Hiram Poorlode, as did all the skinny people of Leptophlebo Street, wore a very large, flat, wide-brimmed hat that was crawling all over with rambling greenery. Canute now saw that what Hiram really wore on top of his head was a growing vegetable and fruit and grain garden. And all those garden-hats were tilted to catch all the sun possible.

“I’m afraid that we’re not thinking on the same scale,” Canute said dourly. “I need eighty-five thousand dollars for an opportune deal, such a deal as will come only once in my life. I need the sum at no more than seven percent interest and I need it today. Yes, my acquaintance in this city must be a humorist.”

“Here are the shoes back again, Mr. Poorlode,” a small boy said, and he set a good-looking pair of smooth shoes down beside Hiram. “He will not need them again for two hours, but he believes that Mr. Shortribs may want them before that.”

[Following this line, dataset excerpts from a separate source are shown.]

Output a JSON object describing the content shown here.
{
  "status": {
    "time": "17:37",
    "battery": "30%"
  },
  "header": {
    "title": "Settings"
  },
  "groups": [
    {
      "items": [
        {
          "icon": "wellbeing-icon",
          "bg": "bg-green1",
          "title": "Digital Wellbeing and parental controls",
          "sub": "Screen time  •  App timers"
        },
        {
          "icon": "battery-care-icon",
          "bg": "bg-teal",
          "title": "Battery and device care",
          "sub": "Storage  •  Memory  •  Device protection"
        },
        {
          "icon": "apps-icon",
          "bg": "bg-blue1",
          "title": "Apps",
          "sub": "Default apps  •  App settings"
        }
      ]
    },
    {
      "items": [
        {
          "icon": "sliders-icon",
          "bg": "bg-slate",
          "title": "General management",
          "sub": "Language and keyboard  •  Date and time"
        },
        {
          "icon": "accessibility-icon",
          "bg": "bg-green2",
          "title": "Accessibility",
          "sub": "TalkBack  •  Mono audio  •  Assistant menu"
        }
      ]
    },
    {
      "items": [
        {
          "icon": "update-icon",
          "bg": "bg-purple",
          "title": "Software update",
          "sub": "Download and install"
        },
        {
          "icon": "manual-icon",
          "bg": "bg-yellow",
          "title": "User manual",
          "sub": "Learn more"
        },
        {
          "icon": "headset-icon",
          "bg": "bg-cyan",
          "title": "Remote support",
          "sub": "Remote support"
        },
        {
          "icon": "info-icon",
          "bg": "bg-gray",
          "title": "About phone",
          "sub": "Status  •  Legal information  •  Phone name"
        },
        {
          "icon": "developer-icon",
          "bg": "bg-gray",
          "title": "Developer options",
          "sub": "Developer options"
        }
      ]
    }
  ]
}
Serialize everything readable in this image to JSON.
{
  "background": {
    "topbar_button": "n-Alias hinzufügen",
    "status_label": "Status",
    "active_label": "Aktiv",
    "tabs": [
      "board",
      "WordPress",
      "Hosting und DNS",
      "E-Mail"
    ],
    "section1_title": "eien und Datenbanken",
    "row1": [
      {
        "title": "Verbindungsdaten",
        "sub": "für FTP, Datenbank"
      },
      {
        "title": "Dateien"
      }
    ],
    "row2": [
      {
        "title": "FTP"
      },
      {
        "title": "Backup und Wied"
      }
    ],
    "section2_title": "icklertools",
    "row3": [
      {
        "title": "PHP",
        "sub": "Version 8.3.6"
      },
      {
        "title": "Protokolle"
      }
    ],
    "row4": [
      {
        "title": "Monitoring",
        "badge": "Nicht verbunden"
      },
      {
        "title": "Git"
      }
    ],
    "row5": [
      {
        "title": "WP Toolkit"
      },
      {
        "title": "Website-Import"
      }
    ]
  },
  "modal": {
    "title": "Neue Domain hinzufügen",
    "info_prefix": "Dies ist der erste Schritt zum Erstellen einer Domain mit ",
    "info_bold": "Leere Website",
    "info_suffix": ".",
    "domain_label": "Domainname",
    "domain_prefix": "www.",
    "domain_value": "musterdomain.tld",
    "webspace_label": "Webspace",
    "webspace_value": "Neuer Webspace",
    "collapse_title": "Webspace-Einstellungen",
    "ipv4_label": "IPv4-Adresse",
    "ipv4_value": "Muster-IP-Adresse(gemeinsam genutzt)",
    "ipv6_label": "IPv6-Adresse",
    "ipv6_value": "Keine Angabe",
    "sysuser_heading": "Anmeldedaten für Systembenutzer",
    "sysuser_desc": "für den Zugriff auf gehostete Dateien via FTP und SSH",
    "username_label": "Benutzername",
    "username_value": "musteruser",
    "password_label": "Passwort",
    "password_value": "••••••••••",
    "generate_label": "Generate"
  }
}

“Thank you, Piet,” Hiram said, and the boy skipped off. “That is Piet,” Hiram told Canute, “the son of Jan Thingruel who gathers more astatic grain out of cracks than does anyone else on the street. We have but one pair of shoes here, and whatever person goes to make a prestigious visit will wear the shoes. They fit all persons in the street, since Claude Halfgram had the finial joints of four of his toes removed last year. They are good shoes and we take excellent care of them. I am shoe custodian this week.” Hiram Poorlode lifted up one of the flagstones of the street and put the shoes down into a shoehole that was underneath it.

“I have the money by me now,” Hiram said then. “Nothing is easier than eighty-five thousand dollars in gold. And, with me, a man’s face is his security. Give me half an hour to consider you, for I am a cautious man. Spend the time pleasantly: visit and observe our rather odd Leptophlebo Street here. Enjoy yourself, sir, and be assured that your case is under active consideration. I can tell a lot about a man by watching how he reacts to Leptophlebo Street.”